I wanted to let you know that I was jealous of what you had with Belle, it seemed very well done for a marriage. I was so jealous, and I wanted the house to be mine, it was supposed to be my house. I was so mad at Jordon because I found out way before that he was having an affair, and it wasn't supposed to be your house and was not supposed to be Belle either, I am dearly sorry and I am sorry that you had to find out this way, but it must be done. You won't be able to find me because I will be dead by the time you read this letter. I miss my girls, I miss you, I miss Belle, and I kind of miss Jordon too...the way we were before. I am sorry. From the bottom of my heart, I am really, really, really, sorry Drew. Please, I hope you find it in your heart to forgive me. Thanks for everything you have done for me. I appreciate it...

Love, Sierra Beckett."

I was stunned. Confused. My mouth dropped open. My heart felt as if it was beating faster in my chest, it felt tight. I fell to the ground. I heard Jenn run up to me as she was calling out my name. But it felt as if it was distanced as she said my name. She asked if I was okay, but I just couldn't feel anything in my body. I felt numb, I felt weak, I felt so mad I wanted to lash out and destroy everything. But at the same time, I could not move.
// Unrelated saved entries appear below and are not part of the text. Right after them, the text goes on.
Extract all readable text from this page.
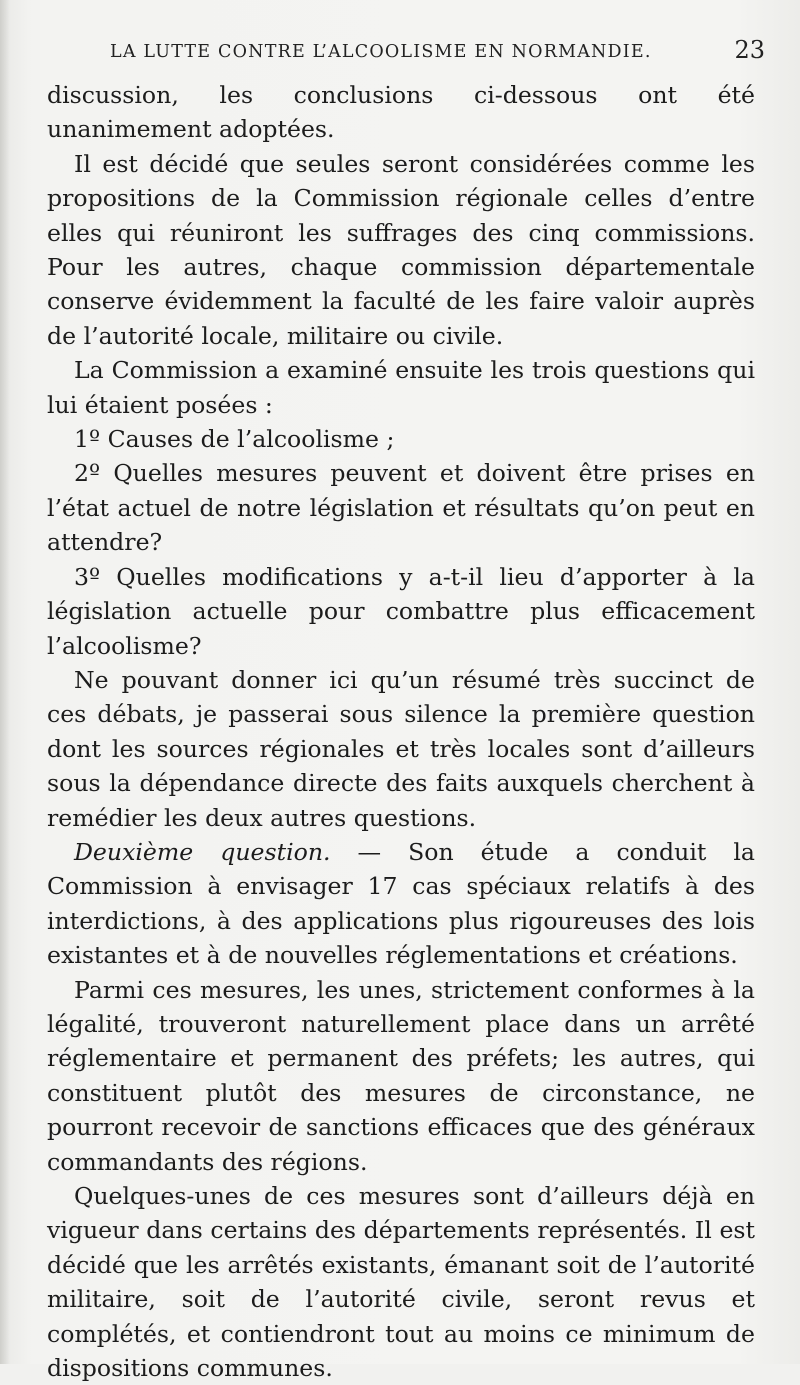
LA LUTTE CONTRE L’ALCOOLISME EN NORMANDIE.	23

discussion, les conclusions ci-dessous ont été unanimement adoptées.

Il est décidé que seules seront considérées comme les propositions de la Commission régionale celles d’entre elles qui réuniront les suffrages des cinq commissions. Pour les autres, chaque commission départementale conserve évidemment la faculté de les faire valoir auprès de l’autorité locale, militaire ou civile.

La Commission a examiné ensuite les trois questions qui lui étaient posées :

1º Causes de l’alcoolisme ;

2º Quelles mesures peuvent et doivent être prises en l’état actuel de notre législation et résultats qu’on peut en attendre?

3º Quelles modifications y a-t-il lieu d’apporter à la législation actuelle pour combattre plus efficacement l’alcoolisme?

Ne pouvant donner ici qu’un résumé très succinct de ces débats, je passerai sous silence la première question dont les sources régionales et très locales sont d’ailleurs sous la dépendance directe des faits auxquels cherchent à remédier les deux autres questions.

Deuxième question. — Son étude a conduit la Commission à envisager 17 cas spéciaux relatifs à des interdictions, à des applications plus rigoureuses des lois existantes et à de nouvelles réglementations et créations.

Parmi ces mesures, les unes, strictement conformes à la légalité, trouveront naturellement place dans un arrêté réglementaire et permanent des préfets; les autres, qui constituent plutôt des mesures de circonstance, ne pourront recevoir de sanctions efficaces que des généraux commandants des régions.

Quelques-unes de ces mesures sont d’ailleurs déjà en vigueur dans certains des départements représentés. Il est décidé que les arrêtés existants, émanant soit de l’autorité militaire, soit de l’autorité civile, seront revus et complétés, et contiendront tout au moins ce minimum de dispositions communes.
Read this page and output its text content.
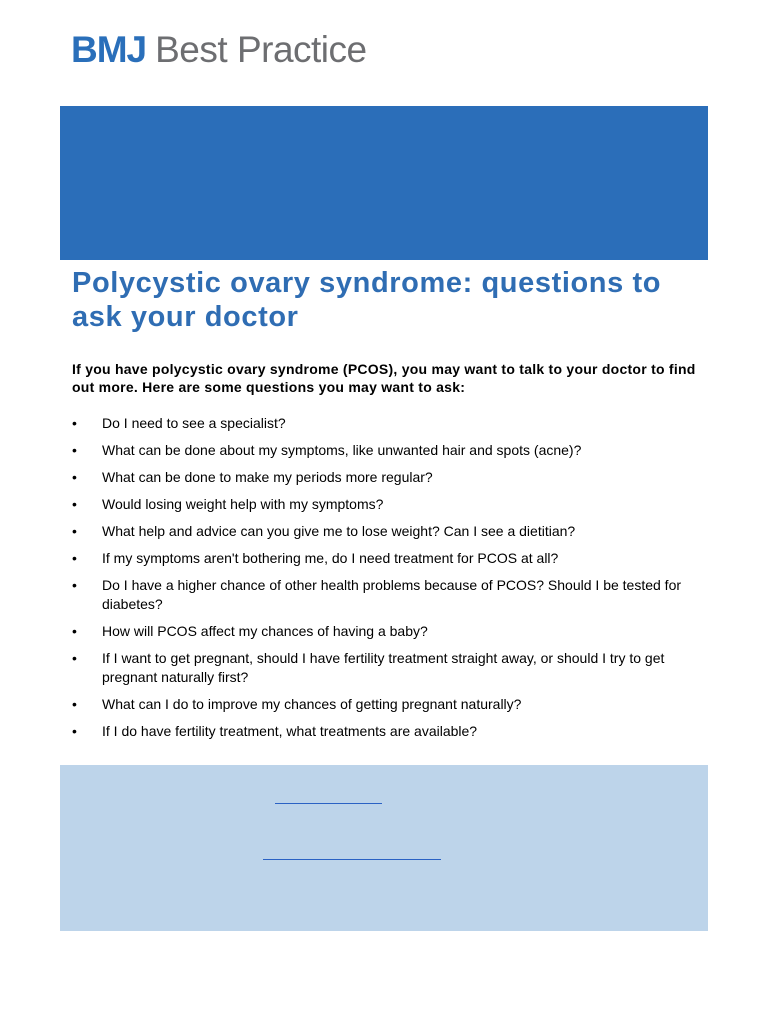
BMJ Best Practice
Polycystic ovary syndrome: questions to ask your doctor

If you have polycystic ovary syndrome (PCOS), you may want to talk to your doctor to find out more. Here are some questions you may want to ask:

• Do I need to see a specialist?
• What can be done about my symptoms, like unwanted hair and spots (acne)?
• What can be done to make my periods more regular?
• Would losing weight help with my symptoms?
• What help and advice can you give me to lose weight? Can I see a dietitian?
• If my symptoms aren't bothering me, do I need treatment for PCOS at all?
• Do I have a higher chance of other health problems because of PCOS? Should I be tested for diabetes?
• How will PCOS affect my chances of having a baby?
• If I want to get pregnant, should I have fertility treatment straight away, or should I try to get pregnant naturally first?
• What can I do to improve my chances of getting pregnant naturally?
• If I do have fertility treatment, what treatments are available?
I felt stuck there, like I was glued to the ground.

JORDON'S POINT OF VIEW

It was my baby girl's birthday. I grabbed the envelopes and handed them to my two girls. They did not know it was coming. They had questioned what they were, and I responded by saying it was from their mother, and that she had requested for me to give them to Steph on her eighteenth birthday. They looked at me. They looked sad.

"I do not want to read it." Stacy said as she put it in her nightstand, "Not today anyways, another supposedly, but I don't want too. Do I have too?" She questioned.

I shook my head, "You can read it whenever you want when you're ready. Steph are you ready?"

She shook her head, "I don't want it to ruin my day."

I nodded my head, smiled, and started to cry as I hugged them both as they decided as I could not pressure them on what to do. I decided to go to the bathroom and read the one that my ex wife had wrote for me.

"My dear Jordon,

I put my love in for you, I supported you on those nights I thought you might have been dead...I loved you dearly, until one day I woke up and there wasn't anything there. Maybe because you did not love me the way you said you did? I don't know, but Jordon, I finally found someone I loved, and to this day I probably still love them, but in heaven. I had a severe battle with cancer, and I don't know if I am alive right now or not, but please don't find me. Because I am more than likely happy right now. Leaving the girls wasn't the best option but I did not want to put them through what their mother was going through. And I really hope you can support that to this day and forgive me for the awful things I had done. I also did not mean to burn down your sister's house, it was meant to be ours...with you in it, because at that time I had found out you were cheating on me with some girl... I am terribly sorry, and I really hope you can forgive me for doing what I had done...I am also sorry for the murder's that had happened in our town, my boyfriend wanted revenge on cheaters, criminals, and etc...which is why Belle's house burned instead of ours...because you were a cheater and he wanted revenge, but instead there was some miscommunication, and the wrong house burned and she suffered for what I had done. I am sorry, I am so sorry.

Yours truly,
Sierra Beckett..."

I felt so mad. I felt so sad. I stood up and walked to the kitchen and made myself some coffee, put some rum in it and drank it down. She was killing with someone who was killing, she murdered my own sister in cold blood, for the time that she was with me she had known what she did, she cried at the funeral, she slept right next to me knowing that she killed my sister. SHE KILLED MY SISTER.